Nyaris sama dengan demensia, eksistensi manusia berusia panjang acapkali dilecehkan karena sudah terserang pikun atau lupa! Berbeda dengan demensia yang melupakan segalanya. Pikun lebih kepada melupakan hal-hal detail, tentang dirinya atau lingkungan sekitar.
Apa yang terjadi? Usia yang panjang bisa saja menjadi penderitaan panjang ketimbang kebahagiaan. Mengingat buruknya kondisi kesehatan kaum lansia. Penderitaan itu tak hanya berlaku bagi para lansia, namun juga kerabat dekat, bahkan memperburuk ikatan dalam keluarga. Sering kita dengar atau saksikan, tah?
Hidup dengan Akal Sehat
Jika sepeda motor yang berusia tua bisa diperbaiki dengan melakukan restorasi atau mengganti onderdilnya.

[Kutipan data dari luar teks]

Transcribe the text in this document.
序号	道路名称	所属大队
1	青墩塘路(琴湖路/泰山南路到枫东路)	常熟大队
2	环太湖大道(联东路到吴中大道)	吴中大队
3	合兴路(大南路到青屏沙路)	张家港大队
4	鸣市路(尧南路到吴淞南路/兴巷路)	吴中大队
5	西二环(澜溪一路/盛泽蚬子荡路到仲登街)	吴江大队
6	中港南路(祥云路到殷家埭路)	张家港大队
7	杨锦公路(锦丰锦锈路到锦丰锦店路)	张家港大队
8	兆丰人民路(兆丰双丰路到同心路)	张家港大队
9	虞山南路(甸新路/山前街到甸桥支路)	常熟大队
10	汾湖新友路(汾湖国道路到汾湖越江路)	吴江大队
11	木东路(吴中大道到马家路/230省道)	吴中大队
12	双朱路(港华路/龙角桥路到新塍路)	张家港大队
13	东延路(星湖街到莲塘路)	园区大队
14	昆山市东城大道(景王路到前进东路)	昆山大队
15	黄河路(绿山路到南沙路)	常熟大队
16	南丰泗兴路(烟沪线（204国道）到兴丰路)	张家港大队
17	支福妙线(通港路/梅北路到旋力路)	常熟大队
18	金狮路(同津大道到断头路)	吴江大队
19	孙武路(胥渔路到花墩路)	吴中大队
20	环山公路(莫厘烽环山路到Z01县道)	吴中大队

Apatah manusia bisa begitu? Keputusan akan bermuara, pada kemampuan manusia untuk memelihara dan merawat kesehatan.
Pola hidup sehat, tak melulu berpijak pada kesehatan ragawi. Sebab fungsi kesehatan ragawi hanya unsur pendukung. Lihat saja senyum dan tawa yang dihadirkan oleh manusia yang memiliki keterbatasan ragawi.
Yang terpenting adalah mewujudkan kesehatan yang dimulai dari pikiran. Tentang bagaimana "menjaga dan merawat pikiran," agar tak diracuni oleh hal-hal yang mampu mengurai kebahagiaan.
Bisa jadi, kemudian manusia tak lagi terlalu peduli memikirkan kesuksesan duniawi, atau tak merelakan diri terseret arus kehidupan yang tak pernah berujung. Mampu menentukan hal yang paling berharga dari hidupnya serta tahu apa yang ingin dilakukan.
Maka, manusia telah menemukan dirinya. Manusia pun telah menemukan jawaban tentang apa yang dicari dalam hidup. Yaitu, kebahagiaan.
Kebahagiaan yang bagaimana? Kesempurnaan bahagia itu adalah kebahagiaan lahir dan batin. Ada ujar-ujar tetua dikampungku tentang hakikat kebahagiaan hidup manusia, yaitu "Lahir mencari teman, Batin mencari Tuhan,".